Speculation is rife that China could create a “super regulator” at a major policy meeting this weekend as part of its efforts to curb risk in its financial system.
The gathering, called the National Financial Work Conference, occurs every five years and started in 1997 in the wake of the Asian financial crisis. The closed-door meeting of top Chinese finance officials has addressed ways to manage the country’s financial system and help support economic growth. This year’s conference is expected to focus on reining in risks and on improving coordination among regulators.
Chinese state financial paper, China Security Times, suggested that the current system of having one central bank and three regulatory agencies for banking, securities, and insurance, has entrenched interests which could present challenges.
“It is a hard nut to crack to change this model,” the Times said. “The biggest obstacle is attempting to re-assign responsibilities, power, and personnel.”
China’s financial markets are monitored and regulated by the People’s Bank of China (PBOC), China Banking Regulatory Commission, China Securities Regulatory Commission, and China Insurance Regulatory Commission. At times, the regulatory bodies do not act in tandem.

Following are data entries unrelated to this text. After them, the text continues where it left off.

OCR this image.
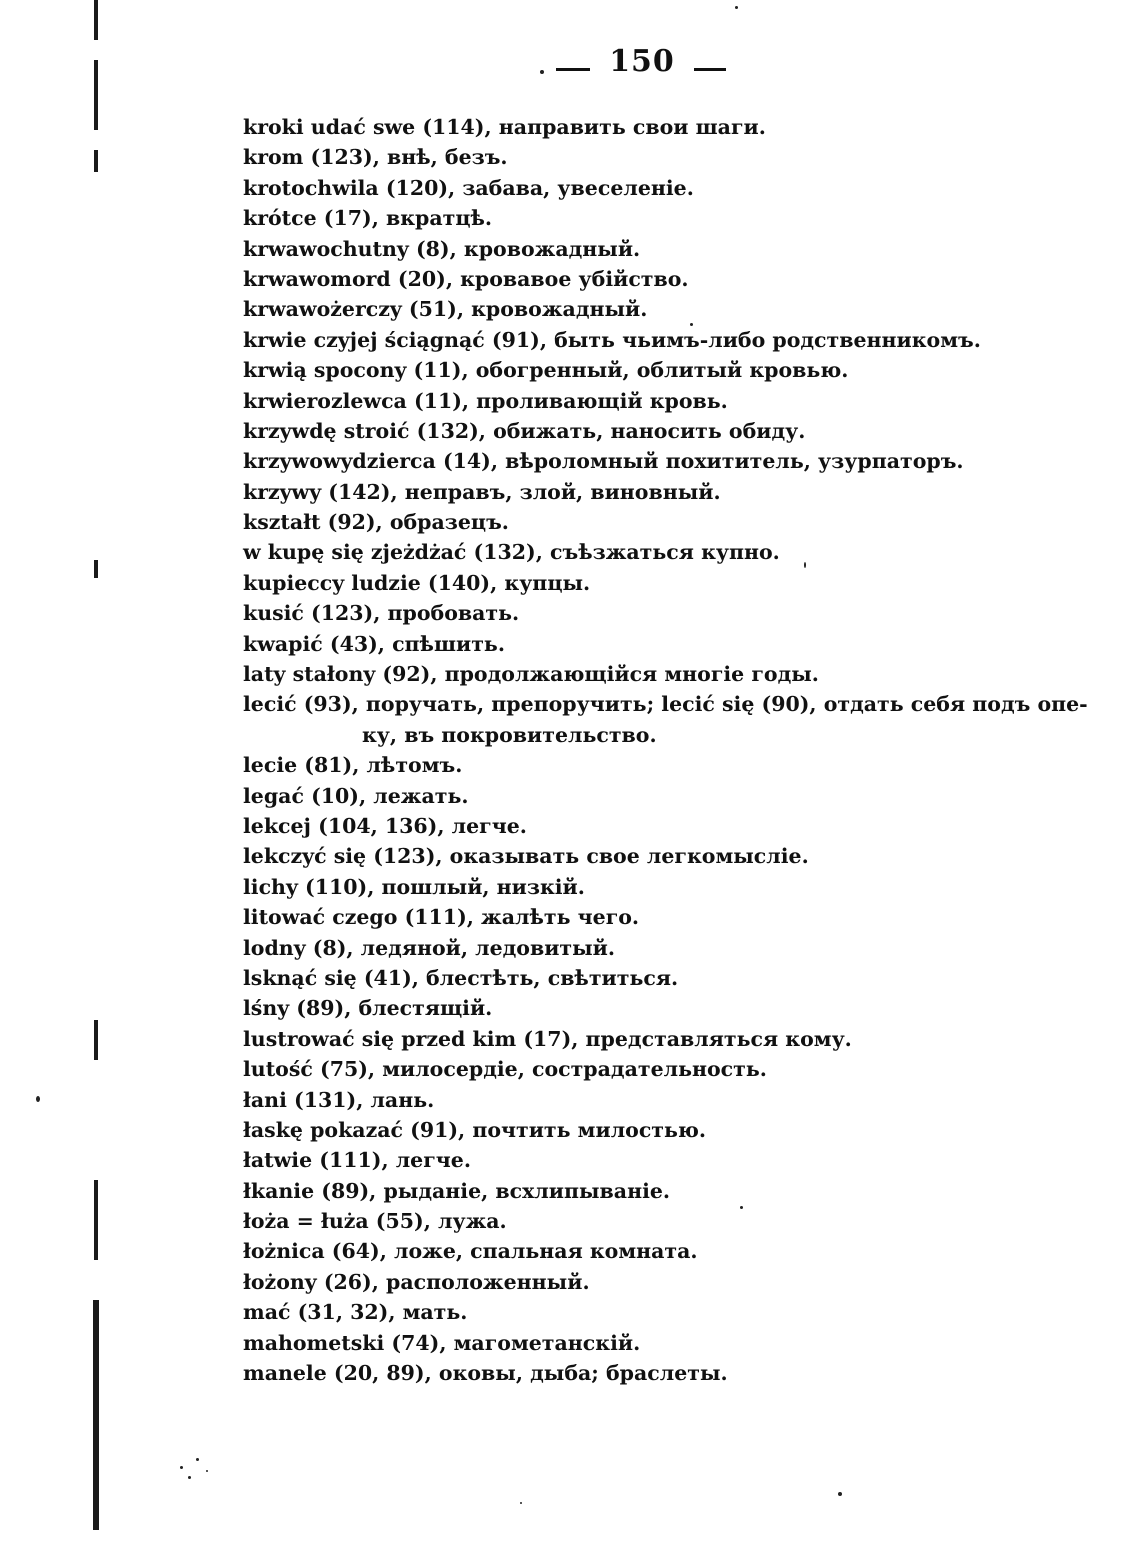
150
kroki udać swe (114), направить свои шаги.
krom (123), внѣ, безъ.
krotochwila (120), забава, увеселеніе.
krótce (17), вкратцѣ.
krwawochutny (8), кровожадный.
krwawomord (20), кровавое убійство.
krwawożerczy (51), кровожадный.
krwie czyjej ściągnąć (91), быть чьимъ-либо родственникомъ.
krwią spocony (11), обогренный, облитый кровью.
krwierozlewca (11), проливающій кровь.
krzywdę stroić (132), обижать, наносить обиду.
krzywowydzierca (14), вѣроломный похититель, узурпаторъ.
krzywy (142), неправъ, злой, виновный.
kształt (92), образецъ.
w kupę się zjeżdżać (132), съѣзжаться купно.
kupieccy ludzie (140), купцы.
kusić (123), пробовать.
kwapić (43), спѣшить.
laty stałony (92), продолжающійся многіе годы.
lecić (93), поручать, препоручить; lecić się (90), отдать себя подъ опе-
ку, въ покровительство.
lecie (81), лѣтомъ.
legać (10), лежать.
lekcej (104, 136), легче.
lekczyć się (123), оказывать свое легкомысліе.
lichy (110), пошлый, низкій.
litować czego (111), жалѣть чего.
lodny (8), ледяной, ледовитый.
lsknąć się (41), блестѣть, свѣтиться.
lśny (89), блестящій.
lustrować się przed kim (17), представляться кому.
lutość (75), милосердіе, сострадательность.
łani (131), лань.
łaskę pokazać (91), почтить милостью.
łatwie (111), легче.
łkanie (89), рыданіе, всхлипываніе.
łoża = łuża (55), лужа.
łożnica (64), ложе, спальная комната.
łożony (26), расположенный.
mać (31, 32), мать.
mahometski (74), магометанскій.
manele (20, 89), оковы, дыба; браслеты.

The creation of a super regulator has been widely discussed within financial circles for years and gained traction after the 2015 stock market turmoil. At that time, President Xi Jinping ordered a plan to streamline financial oversight. President Xi is said to be attending this year’s conference.
One option believed to be debated is to consolidate regulatory power at the PBOC. Another proposal is to create a coordinating committee within the central bank. Either way, economists such as Xu Hongcai feel encouraged by the conference’s agenda.
“In grey areas in the financial markets, none of the (three regulatory commissions) were taking responsibility to fully monitor the situation,” Xu, deputy chief economist at the China Center for International Economic Exchanges, told CNBC.
“So certain products were left to grow wildly and this has created a lot of risk and fostered bribery and corruption.”
Past conferences have led to important decisions such as the establishment of the sovereign wealth fund. Implementation for any plans this year will likely be on hold until after after the 19th National Congress which is expected to result in a leadership reshuffle in the fall.
Even so, Xu believes any announcement encouraging more coordinated regulation and an effort to deleverage risk further in China’s financial markets will only be received positively by international investors.
“This meeting sends a good signal to investors in China and abroad,” Xu said. “It shows that China will have more stable and open financial markets and that China will continue to work on internationalizing its capital markets and its economy.”
The National Finance Work Conference began on July 14 and, according to local media reports, will continue to run through the weekend.